President Maduro files an application for amparo before the Electoral Chamber of the Supreme Court
Published at: 31/07/2024 12:40 PM
The president of the Bolivarian Republic of Venezuela, Nicolás Maduro, filed an application for amparo this Wednesday before the Electoral Chamber of the Supreme Court of Justice (TSJ) to deal with the actions of the extreme right that seek to ignore the results of the elections last Sunday, July 28.
“Criminals and fascists will not be able to defeat us,” said the Venezuelan president before being received by the president of the Supreme Court, magistrate Caryslia Beatriz Rodríguez.
The president reached the highest court in the country to file the application for amparo, accompanied by the first female combatant, Cilia Flores de Maduro, the Executive Vice President, Delcy Rodríguez; the Foreign Minister Yván Gil; the Attorney General of the Republic, Reynaldo Muñoz Pedroza, as well as the sectoral vice-presidents.
Nicolás Maduro was re-elected for a third term with 51.20% of the votes, in an electoral process that was accompanied by 910 companions and observers from 100 countries in addition to the coverage of 1,326 journalists from national and international media.

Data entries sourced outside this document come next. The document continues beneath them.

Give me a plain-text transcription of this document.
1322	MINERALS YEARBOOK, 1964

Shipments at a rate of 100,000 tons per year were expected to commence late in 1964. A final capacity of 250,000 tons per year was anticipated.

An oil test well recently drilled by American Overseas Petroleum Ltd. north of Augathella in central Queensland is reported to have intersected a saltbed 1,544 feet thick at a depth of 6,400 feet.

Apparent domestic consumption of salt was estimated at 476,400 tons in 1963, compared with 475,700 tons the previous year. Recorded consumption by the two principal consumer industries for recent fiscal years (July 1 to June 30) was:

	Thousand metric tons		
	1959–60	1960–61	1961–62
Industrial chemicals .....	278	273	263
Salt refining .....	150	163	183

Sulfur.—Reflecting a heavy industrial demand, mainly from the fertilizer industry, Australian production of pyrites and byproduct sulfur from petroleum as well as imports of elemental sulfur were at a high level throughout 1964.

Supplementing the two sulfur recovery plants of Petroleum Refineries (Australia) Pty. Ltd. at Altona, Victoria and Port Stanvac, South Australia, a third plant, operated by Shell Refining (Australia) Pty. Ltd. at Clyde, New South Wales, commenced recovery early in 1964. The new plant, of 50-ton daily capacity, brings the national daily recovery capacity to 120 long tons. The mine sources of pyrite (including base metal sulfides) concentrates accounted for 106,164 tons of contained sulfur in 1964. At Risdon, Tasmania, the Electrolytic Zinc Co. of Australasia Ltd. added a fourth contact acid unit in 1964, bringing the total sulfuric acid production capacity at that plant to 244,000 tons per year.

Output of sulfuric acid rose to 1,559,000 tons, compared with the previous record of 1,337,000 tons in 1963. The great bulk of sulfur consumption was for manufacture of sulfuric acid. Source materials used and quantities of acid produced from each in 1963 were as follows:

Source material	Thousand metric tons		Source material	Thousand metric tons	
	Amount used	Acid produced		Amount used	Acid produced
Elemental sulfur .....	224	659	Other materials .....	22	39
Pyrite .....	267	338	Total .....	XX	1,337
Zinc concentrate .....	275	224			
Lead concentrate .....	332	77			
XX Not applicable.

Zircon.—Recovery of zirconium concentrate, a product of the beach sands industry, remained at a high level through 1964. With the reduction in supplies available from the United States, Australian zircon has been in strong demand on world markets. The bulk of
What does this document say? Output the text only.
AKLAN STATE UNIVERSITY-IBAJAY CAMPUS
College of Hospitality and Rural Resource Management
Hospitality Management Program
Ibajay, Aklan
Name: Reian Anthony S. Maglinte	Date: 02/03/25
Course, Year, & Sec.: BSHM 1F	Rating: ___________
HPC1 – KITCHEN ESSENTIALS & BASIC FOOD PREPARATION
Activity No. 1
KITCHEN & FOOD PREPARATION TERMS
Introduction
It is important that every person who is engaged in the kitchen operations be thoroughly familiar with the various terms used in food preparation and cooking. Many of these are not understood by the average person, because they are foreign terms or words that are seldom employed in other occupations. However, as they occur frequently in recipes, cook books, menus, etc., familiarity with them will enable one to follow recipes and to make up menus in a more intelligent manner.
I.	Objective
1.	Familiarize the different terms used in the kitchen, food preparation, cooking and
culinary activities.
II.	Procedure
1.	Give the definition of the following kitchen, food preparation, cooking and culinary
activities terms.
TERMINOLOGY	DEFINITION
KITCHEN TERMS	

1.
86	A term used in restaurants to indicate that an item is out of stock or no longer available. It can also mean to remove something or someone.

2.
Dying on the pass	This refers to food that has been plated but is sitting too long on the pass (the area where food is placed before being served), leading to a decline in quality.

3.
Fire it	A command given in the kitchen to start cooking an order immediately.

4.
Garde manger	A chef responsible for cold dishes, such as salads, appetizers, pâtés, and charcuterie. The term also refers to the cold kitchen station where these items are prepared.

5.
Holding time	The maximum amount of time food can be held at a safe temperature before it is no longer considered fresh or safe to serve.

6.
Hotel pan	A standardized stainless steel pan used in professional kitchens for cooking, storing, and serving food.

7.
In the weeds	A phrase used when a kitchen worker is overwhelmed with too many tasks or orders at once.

In the Venezuelan electoral system, 16 audits are carried out before, during and after the voting ceremony, which guarantees the transparency of suffrage, with automated voting, totalization and counting.
In June, eight of the ten presidential candidates signed an agreement with the National Electoral Council (CNE) to respect the electoral results. Edmundo González Urrutia refused to sign the document, and the radical opposition he represents was quick to sing “fraud” in the days leading up to the election, in a script that has characterized the Venezuelan opposition for the past 20 years.
Once the first electoral bulletin of election number 31 was issued in 25 years, the “commandos” formed by the group Vente Venezuela promoted pockets of violence in different parts of the country in ignorance of the will expressed at the polls in the presidential elections.